Twenty-one tornadoes led to flooding, straight-line winds and landslides on Memorial Day, affecting 10 Ohio counties and leaving the state with a disaster of such magnitude that an effective response is beyond the capability of state and affected localities.
That’s the assessment of a report and request for help from Ohio government to FEMA, released Tuesday afternoon.
Hospitals in the impacted areas have reported 385 injuries as a result of the storms, 166 of those in Montgomery County alone.
“There is widespread devastation throughout the impacted counties,” the administration of Gov. Mike DeWine wrote in the report to FEMA Administrator James Joseph. “Homes, entire apartment complexes, and businesses have been destroyed. Power transmission and distribution lines were heavily damaged, with peak power outages in excess of 70,000. Some areas are still without power.”
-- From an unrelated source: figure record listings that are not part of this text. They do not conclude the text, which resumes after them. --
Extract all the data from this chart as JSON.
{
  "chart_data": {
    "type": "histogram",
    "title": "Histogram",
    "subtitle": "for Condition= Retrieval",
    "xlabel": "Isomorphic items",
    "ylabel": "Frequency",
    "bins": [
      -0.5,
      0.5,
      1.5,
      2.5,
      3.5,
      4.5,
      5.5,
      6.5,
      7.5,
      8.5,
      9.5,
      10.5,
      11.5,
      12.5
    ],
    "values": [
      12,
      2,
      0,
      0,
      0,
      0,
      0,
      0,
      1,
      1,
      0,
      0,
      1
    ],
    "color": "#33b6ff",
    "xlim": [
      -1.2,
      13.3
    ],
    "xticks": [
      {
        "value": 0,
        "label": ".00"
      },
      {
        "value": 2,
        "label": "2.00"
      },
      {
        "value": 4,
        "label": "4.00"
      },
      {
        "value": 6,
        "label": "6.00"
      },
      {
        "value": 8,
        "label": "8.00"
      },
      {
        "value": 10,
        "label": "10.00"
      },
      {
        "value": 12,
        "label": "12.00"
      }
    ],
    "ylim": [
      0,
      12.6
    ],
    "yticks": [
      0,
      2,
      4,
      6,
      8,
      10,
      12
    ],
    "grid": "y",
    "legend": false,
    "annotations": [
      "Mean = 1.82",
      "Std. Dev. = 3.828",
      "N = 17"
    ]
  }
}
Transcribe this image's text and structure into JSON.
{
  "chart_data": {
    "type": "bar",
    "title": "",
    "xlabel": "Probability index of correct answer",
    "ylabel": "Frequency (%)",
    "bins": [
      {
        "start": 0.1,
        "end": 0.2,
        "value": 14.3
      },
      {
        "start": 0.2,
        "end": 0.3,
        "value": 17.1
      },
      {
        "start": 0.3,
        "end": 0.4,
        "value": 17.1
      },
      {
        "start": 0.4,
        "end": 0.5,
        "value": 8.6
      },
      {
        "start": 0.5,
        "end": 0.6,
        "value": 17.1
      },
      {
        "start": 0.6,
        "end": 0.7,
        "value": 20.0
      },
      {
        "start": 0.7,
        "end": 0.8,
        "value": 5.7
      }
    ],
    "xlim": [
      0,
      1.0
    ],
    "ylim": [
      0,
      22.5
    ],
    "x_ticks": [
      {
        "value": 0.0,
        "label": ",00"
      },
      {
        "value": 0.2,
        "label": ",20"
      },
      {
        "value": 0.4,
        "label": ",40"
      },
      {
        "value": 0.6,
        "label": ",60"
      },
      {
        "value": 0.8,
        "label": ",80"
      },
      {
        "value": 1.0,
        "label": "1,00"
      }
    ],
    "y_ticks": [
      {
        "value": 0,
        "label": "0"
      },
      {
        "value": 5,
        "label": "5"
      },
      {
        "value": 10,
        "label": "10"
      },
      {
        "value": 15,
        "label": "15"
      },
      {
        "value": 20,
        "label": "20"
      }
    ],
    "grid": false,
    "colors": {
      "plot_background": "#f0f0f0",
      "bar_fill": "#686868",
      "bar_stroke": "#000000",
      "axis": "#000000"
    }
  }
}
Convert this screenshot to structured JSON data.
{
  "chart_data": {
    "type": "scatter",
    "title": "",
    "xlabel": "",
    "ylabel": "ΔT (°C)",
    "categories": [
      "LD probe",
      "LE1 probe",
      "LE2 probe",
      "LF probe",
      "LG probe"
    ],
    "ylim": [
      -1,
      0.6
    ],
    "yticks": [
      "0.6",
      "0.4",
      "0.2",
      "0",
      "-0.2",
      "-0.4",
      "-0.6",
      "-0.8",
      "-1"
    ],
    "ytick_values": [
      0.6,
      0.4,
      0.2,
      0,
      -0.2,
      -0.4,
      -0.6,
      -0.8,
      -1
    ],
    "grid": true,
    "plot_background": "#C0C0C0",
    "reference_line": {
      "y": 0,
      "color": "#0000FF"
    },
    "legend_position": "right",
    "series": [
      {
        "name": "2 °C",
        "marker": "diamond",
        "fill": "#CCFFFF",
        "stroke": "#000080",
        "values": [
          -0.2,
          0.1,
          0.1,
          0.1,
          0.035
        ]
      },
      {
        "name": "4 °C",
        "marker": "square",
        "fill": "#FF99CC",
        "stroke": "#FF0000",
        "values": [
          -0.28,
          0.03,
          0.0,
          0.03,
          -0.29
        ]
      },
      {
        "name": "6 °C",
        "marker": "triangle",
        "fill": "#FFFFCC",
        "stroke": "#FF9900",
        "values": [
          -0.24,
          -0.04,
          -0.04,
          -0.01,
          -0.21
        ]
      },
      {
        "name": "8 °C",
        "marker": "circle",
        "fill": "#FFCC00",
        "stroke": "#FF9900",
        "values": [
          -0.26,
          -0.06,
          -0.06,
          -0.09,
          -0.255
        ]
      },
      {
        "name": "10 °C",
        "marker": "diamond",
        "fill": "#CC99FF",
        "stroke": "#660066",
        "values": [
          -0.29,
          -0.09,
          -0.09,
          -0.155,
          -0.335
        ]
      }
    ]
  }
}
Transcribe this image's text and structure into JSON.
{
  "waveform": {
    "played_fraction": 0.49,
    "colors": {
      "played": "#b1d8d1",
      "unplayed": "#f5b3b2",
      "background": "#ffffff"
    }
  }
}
The report added: “The greater Dayton water system was directly impacted by these outages as electric service was disrupted to two water plants, numerous pump stations and the well fields that are the source for the system.”
Four school districts cancelled the final days of the school year, and Beavercreek Twp.’s Kemp Road fire station sustained heavy damage to overhead doors, which damaged two engines and a medic unit, the report stated.
DeWine announced Monday said the state will send the Federal Emergency Management Agency a detailed assessment of damage and a request for help.
State agencies have addressed 37 “mission requests” for assistance from affected counties, Tuesday’s report said.
READ THE REPORT:
Around 500 buildings in 10 Ohio counties were completely destroyed in the Memorial Day tornadoes, most in the Dayton region.
The confirmed tornadoes two weeks ago damaged about 1,800 buildings statewide, leaving local and state governments with a situation they cannot handle alone, DeWine said Monday after a tour of manufacturer Trimble in Huber Heights.
“We have to show that the disaster is of such magnitude, that it’s so big, that it cannot be handled by the state and it cannot be handled by the local governments,” DeWine said. “This was a widespread disaster.”
DeWine believes the tornadoes meet FEMA’s criteria for assistance, but he did not know how FEMA will respond.
Cassie Ringsdorf, a FEMA spokeswoman, said Monday the agency has not received the state’s request, but once it does, it will be moved “as quickly as possible” through a review process.
Help from FEMA does not require congressional action, Ringsdorf said.
“Once it gets to FEMA, we review it in the Department of Homeland Security, and then it ultimately is referred to the president,” she said. “That’s where a decision is made.”
Ringsdorf agreed with DeWine’s characterization of FEMA’s criteria for assistance.
“Essentially, we look at a number of factors, but it all culminates into: The damage must be of an extent that it is beyond the capability of the local and state governments to recover from,” she said.
The report details the state’s response to the disaster, recounting how the Ohio Department of Transportation moved a 500 KW generator from Union County to the Dayton area.
ODOT also transported 35,455 gallons of state-owned potable water from an Ohio Department of Health warehouse to a staging area at the University of Dayton.
The state also purchased 13,440 gallons of water for distribution in the Dayton and Beavercreek areas.